Creating teams in North Texas
Darius Tarver was killed by Denton police in 2020 while he was in the midst of a mental health crisis. Police Chief Frank Dixon said the officers didn’t recognize Tarver’s behavior as mental health-related and instead thought he was on drugs.
After mourning his son’s death, Kevin Tarver funneled his anger and pain into action. He created the DJT Justice Network (named after his son) and began to work with other families whose loved ones were killed by police.
“It’s a horrible club to be in,” Tarver said. “But we have to support each other.”
He routinely lobbies for Denton to adapt the Eugene model.
Darius Tarver was killed after several people called 911 to report that a man was breaking out lights in an apartment complex breezeway. Tarver’s roommate also called 911 and told dispatchers that while he was behaving oddly, he wasn’t dangerous.
Four officers were sent to the complex. It took about five minutes for another officer to coax Tarver down the stairs.
Officers immediately yelled at him to drop the frying pan and cleaver. Tarver didn’t listen and called out for God. He only moved toward the officers after he was hit with a Taser’s prong. He was shot once and then fell to the ground and lay there for 30 seconds as he continued to yell out for God.
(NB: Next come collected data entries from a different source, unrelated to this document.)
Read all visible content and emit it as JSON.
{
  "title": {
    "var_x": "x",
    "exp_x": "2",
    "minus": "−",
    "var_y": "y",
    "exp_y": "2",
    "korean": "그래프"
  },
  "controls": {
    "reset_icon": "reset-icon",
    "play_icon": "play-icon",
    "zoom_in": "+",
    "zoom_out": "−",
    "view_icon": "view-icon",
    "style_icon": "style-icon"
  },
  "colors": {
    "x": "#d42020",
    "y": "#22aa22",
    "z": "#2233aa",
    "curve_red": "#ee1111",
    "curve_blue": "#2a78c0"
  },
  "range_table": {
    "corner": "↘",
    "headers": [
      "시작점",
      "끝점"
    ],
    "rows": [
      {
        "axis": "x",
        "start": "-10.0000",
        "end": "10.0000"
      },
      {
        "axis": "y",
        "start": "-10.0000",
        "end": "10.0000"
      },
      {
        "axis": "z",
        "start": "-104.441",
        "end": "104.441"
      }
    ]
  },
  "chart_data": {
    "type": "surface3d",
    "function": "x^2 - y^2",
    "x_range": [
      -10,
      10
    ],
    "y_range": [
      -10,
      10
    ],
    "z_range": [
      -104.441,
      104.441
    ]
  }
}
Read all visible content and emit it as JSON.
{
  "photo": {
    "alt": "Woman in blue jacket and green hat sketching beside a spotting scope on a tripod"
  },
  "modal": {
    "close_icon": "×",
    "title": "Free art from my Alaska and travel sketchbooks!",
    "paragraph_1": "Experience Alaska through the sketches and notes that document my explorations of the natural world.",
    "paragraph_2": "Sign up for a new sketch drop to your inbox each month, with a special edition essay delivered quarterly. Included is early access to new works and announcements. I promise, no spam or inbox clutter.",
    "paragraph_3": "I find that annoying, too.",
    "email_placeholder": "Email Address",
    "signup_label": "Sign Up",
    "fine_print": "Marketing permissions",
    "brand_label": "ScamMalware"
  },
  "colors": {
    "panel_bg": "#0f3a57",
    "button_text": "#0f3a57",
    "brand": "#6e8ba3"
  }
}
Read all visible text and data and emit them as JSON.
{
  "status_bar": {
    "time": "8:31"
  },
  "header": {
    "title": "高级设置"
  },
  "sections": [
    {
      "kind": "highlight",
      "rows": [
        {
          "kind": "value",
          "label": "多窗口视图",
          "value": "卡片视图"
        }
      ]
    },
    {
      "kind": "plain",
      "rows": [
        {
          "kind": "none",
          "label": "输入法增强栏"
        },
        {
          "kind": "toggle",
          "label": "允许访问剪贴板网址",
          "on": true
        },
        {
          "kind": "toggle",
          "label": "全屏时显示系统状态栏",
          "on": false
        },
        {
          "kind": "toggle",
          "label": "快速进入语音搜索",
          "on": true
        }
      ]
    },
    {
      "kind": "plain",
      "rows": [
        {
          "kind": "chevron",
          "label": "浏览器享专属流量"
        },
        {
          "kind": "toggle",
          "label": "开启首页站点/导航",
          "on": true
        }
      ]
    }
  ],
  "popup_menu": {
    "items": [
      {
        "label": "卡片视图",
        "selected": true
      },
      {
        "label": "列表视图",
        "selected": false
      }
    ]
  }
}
When he eventually stood up, he was shot a second time and killed.
Darius Tarver wanted to join a police department when he graduated from college and was a member of the National Organization of Black Law Enforcement.
“That didn’t save him,” Kevin Tarver said.
But if unarmed, trained professionals were called to the apartment that night, he might have had a better chance, Kevin Tarver says.
“The Denton City Council has the power to create such a response,” Kevin Tarver wrote in an op-ed on Sept. 18 in the Denton Record-Chronicle. “They must use it.”
The Denton Police Department eventually formed a crisis team, about a year and a half after Tarver was killed. The department uses a mental health expert who sometimes rides with officers, but police are still the first to respond to mental health calls.